End malign influence of property speculation on the way we are governed

THE crisis in Irish financial institutions is an opportunity to end the malign influence of property development/speculation on how we are governed.

This long-running source of economic and political instability has now resulted in the citizens of this Republic being loaded with unknown liabilities that may last for years, just as we are still paying levies on insurance premia 25 years later arising from the collapse of PMPA.

The current weakness of Irish-owned financial institutions due to lending for property development is a factor driving the Government deposit/loan guarantee scheme.

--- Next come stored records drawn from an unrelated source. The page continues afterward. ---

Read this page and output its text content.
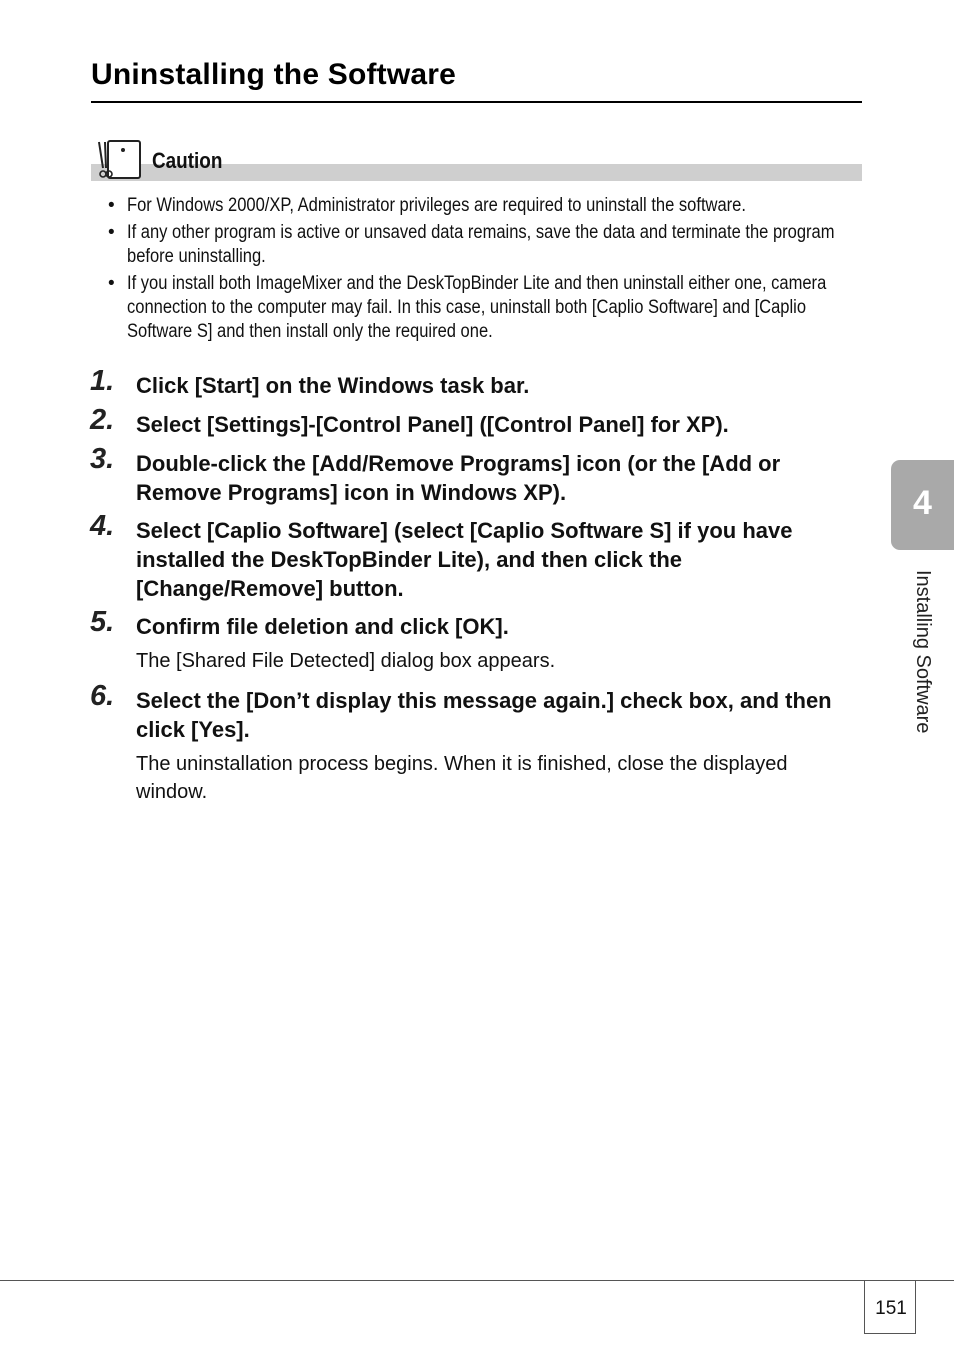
Uninstalling the Software
Caution
• For Windows 2000/XP, Administrator privileges are required to uninstall the software.
• If any other program is active or unsaved data remains, save the data and terminate the program before uninstalling.
• If you install both ImageMixer and the DeskTopBinder Lite and then uninstall either one, camera connection to the computer may fail. In this case, uninstall both [Caplio Software] and [Caplio Software S] and then install only the required one.
1. Click [Start] on the Windows task bar.
2. Select [Settings]-[Control Panel] ([Control Panel] for XP).
3. Double-click the [Add/Remove Programs] icon (or the [Add or Remove Programs] icon in Windows XP).
4. Select [Caplio Software] (select [Caplio Software S] if you have installed the DeskTopBinder Lite), and then click the [Change/Remove] button.
5. Confirm file deletion and click [OK].
The [Shared File Detected] dialog box appears.
6. Select the [Don’t display this message again.] check box, and then click [Yes].
The uninstallation process begins. When it is finished, close the displayed window.
4
Installing Software
151
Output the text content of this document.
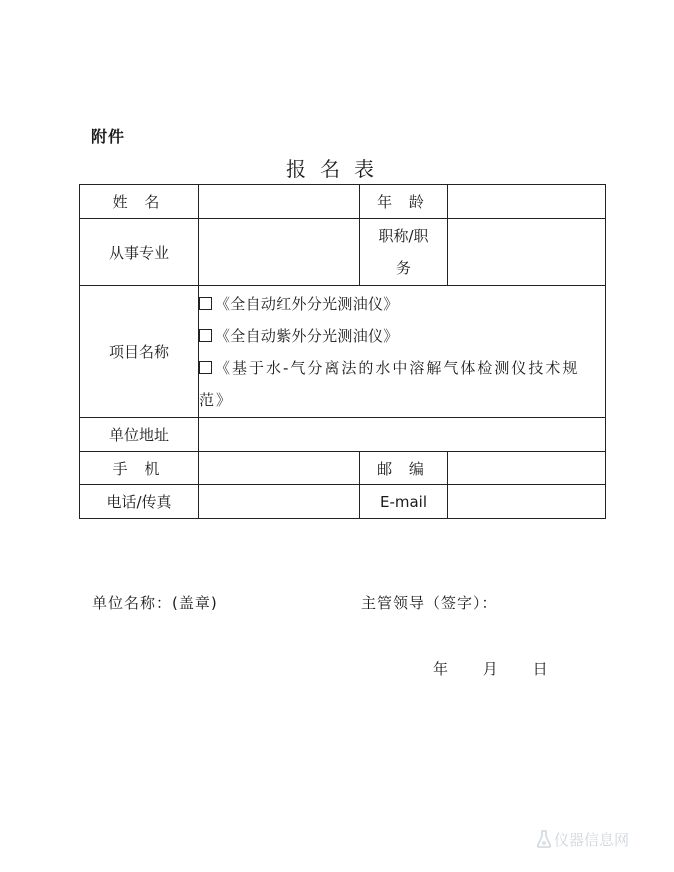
附件
报名表
姓 名		年 龄	
从事专业		职称/职
务	

项目名称	《全自动红外分光测油仪》
《全自动紫外分光测油仪》
《基于水-气分离法的水中溶解气体检测仪技术规范》		

单位地址			
手 机		邮 编	
电话/传真		E-mail	
单位名称：(盖章)	主管领导（签字）：
年 月 日
仪器信息网
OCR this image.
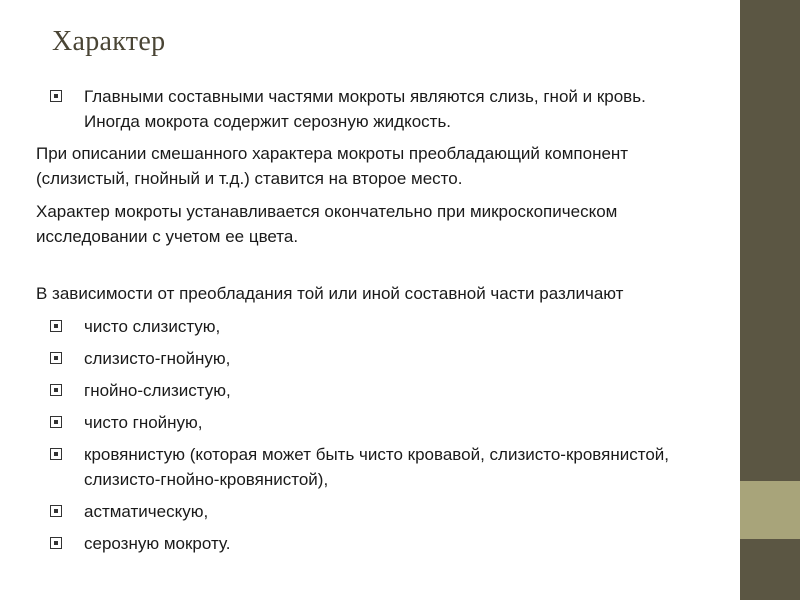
Характер
Главными составными частями мокроты являются слизь, гной и кровь. Иногда мокрота содержит серозную жидкость.
При описании смешанного характера мокроты преобладающий компонент (слизистый, гнойный и т.д.) ставится на второе место.
Характер мокроты устанавливается окончательно при микроскопическом исследовании с учетом ее цвета.
В зависимости от преобладания той или иной составной части различают
чисто слизистую,
слизисто-гнойную,
гнойно-слизистую,
чисто гнойную,
кровянистую (которая может быть чисто кровавой, слизисто-кровянистой, слизисто-гнойно-кровянистой),
астматическую,
серозную мокроту.
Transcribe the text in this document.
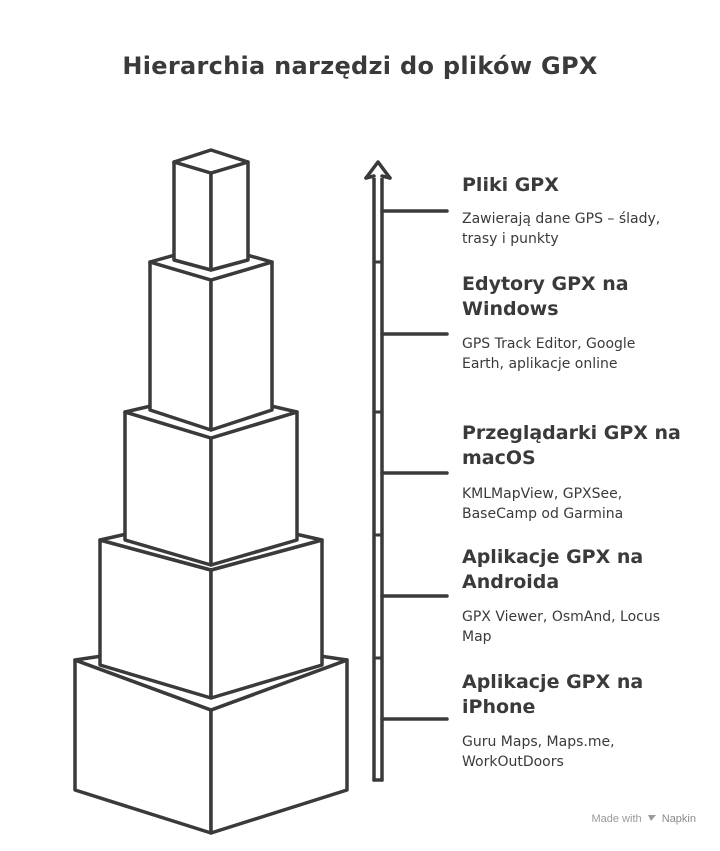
Hierarchia narzędzi do plików GPX
Pliki GPX
Zawierają dane GPS – ślady, trasy i punkty
Edytory GPX na Windows
GPS Track Editor, Google Earth, aplikacje online
Przeglądarki GPX na macOS
KMLMapView, GPXSee, BaseCamp od Garmina
Aplikacje GPX na Androida
GPX Viewer, OsmAnd, Locus Map
Aplikacje GPX na iPhone
Guru Maps, Maps.me, WorkOutDoors
Made with Napkin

At the same time, Government’s smug dependence on taxes arising from property transactions (VAT, stamp duty, PAYE/PRSI from a bloated house-building workforce and capital gains tax) has undermined public finances with a speed that has shocked the governing class. Low standards arising from ‘softness’ on property development (eg, the Mahon Tribunal, the Telecom affair, tax-breaks) pervades much else directly under the control of local and national government, eg, house-building standards, provision of clean water, planning primary schools.

It is now time to change the view that we can build a common prosperity by selling land and buildings to one another.

Fortunately, part of the solution has already been worked out for us.

In 1971, the then Fianna Fáil government appointed Judge John Kenny to consider, in the interests of the common good, possible measures for

(a) Controlling the price of land required for housing and other forms of development, and

(b) Ensuring that all or a substantial part of the increase in the value of land attributable to the decisions and the operations of public authorities… shall be secured for the benefit of the community.

Let us limit the scope for excess by government and financial institutions by controlling the price of building as Judge Kenny recommended. If it needs a referendum to copperfasten the constitutionality of any legislation for the measures needed, then this is just as important as another on the Lisbon Treaty.

This is the least the ruling class can do now that we, through the Government, have given huge guarantees to sectors that have over-reached their abilities. We do not deserve the hard landing that the self-satisfied networks of Government, financial institutions and property development have now made for us.